“La ópera bufa en las Cortes”

La realidad demuestra, desgraciadamente, la comicidad del artículo 67.2, porque el líder y el portavoz, en su nombre, son lo más parecido a un Zeus iracundo

Ni siquiera es un teatro. Es simplemente un pretencioso teatrillo de provincias. Lejos quedan los tiempos de la Restauración o la Transición cuando el hemiciclo vibraba con las intervenciones de grandes oradores. No existía esa perniciosa costumbre de leer los textos. Los escaños estaban llenos de figuras señeras de la vida académica, jurídica, literaria y económica. No se había instalado esa deleznable partitocracia que convierte a los diputados y senadores en marionetas de los aparatos de los partidos. Hace unos meses, Beatriz y Chicha, dos buenas amigas y profesoras de la UNED, me invitaron a dar una conferencia en el centro asociado en Mérida y elegí el tema del poder militar en el período isabelino.
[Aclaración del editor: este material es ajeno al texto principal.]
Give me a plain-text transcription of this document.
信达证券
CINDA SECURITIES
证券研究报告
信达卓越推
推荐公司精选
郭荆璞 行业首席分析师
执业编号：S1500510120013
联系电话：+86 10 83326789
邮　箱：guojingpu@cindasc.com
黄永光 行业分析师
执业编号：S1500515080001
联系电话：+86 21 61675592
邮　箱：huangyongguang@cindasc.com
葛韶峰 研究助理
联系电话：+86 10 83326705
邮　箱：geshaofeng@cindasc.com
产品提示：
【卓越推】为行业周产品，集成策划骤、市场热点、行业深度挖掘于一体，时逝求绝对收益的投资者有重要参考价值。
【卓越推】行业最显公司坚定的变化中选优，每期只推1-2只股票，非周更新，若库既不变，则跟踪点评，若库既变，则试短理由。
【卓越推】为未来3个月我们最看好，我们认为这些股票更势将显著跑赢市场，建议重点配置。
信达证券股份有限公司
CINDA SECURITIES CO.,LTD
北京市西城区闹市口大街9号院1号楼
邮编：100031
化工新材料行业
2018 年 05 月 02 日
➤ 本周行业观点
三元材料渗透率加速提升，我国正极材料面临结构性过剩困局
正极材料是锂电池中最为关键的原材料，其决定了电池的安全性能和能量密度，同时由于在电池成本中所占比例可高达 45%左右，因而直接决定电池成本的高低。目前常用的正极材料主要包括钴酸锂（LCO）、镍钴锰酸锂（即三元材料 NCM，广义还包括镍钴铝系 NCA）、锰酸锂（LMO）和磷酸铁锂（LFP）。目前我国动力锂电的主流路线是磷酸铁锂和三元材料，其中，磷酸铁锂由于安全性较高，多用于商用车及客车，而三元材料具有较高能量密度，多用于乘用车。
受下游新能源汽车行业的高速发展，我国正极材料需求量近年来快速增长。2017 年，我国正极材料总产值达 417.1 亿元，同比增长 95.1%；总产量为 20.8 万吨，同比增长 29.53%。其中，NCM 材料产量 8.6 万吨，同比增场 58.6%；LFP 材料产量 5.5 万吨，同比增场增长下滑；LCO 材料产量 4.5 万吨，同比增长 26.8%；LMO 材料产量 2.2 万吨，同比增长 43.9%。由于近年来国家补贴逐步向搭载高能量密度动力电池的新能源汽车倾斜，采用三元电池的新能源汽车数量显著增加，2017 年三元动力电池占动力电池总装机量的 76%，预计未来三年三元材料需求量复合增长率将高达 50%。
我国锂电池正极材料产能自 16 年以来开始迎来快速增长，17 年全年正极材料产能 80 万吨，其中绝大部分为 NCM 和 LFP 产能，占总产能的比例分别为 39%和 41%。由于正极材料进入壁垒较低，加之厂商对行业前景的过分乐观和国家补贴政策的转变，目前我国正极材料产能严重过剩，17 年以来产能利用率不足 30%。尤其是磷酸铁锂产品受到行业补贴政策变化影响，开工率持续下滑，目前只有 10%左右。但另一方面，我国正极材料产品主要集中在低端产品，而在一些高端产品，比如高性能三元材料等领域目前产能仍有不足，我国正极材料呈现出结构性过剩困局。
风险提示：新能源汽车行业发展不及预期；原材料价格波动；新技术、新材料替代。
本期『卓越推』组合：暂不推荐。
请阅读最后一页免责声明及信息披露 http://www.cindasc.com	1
Estuve estudiando las trayectorias de sus ministros, diputados y senadores. He de reconocer, con todos los matices que se quiera, mi añoranza por el nivel de entonces. Los políticos vencían en sus circunscripciones, es cierto que con un sufragio restringido y había caciquismo, pero, a pesar de todo, tenían formación, experiencia e independencia.

Por eso, el debate de la quinta petición de prórroga del estado de alarma, ya se sabe que los políticos convierten lo provisional en permanente si se les da una oportunidad, fue una ópera bufa y no, como vimos, de mucha calidad. Los napolitanos eran amantes de la ópera, pero les aburrían los argumentos basados en la historia antigua y así nació este género más ligero, divertido y popular. Es lo que ha sucedido en nuestras queridas Cortes Generales. ¿Por qué elevar el nivel de los debates? Menuda tontería si de lo que se trata es de favorecer el frentismo o la sumisión. En estos tiempos no se necesitan méritos especiales, aunque algunos los tengan, para que alguien siente sus reales en las Cortes. La han convertido en el territorio del cortoplacismo más zafio y ramplón. El omnipotente poder de los líderes y el aparato de los partidos hacen que sean meras marionetas carentes de voluntad. El sistema electoral es una catástrofe, porque el escaño depende, precisamente, del partido, aunque la Constitución diga, ampulosamente, que «los miembros de las Cortes Generales no estarán ligados por mandato imperativo». La realidad demuestra, desgraciadamente, la comicidad del artículo 67.2, porque el líder y el portavoz, en su nombre, son lo más parecido a un Zeus iracundo cuando algún ingenuo pretende mostrar un atisbo de independencia o discrepancia. Y Júpiter Sánchez ha conseguido su quinta prórroga.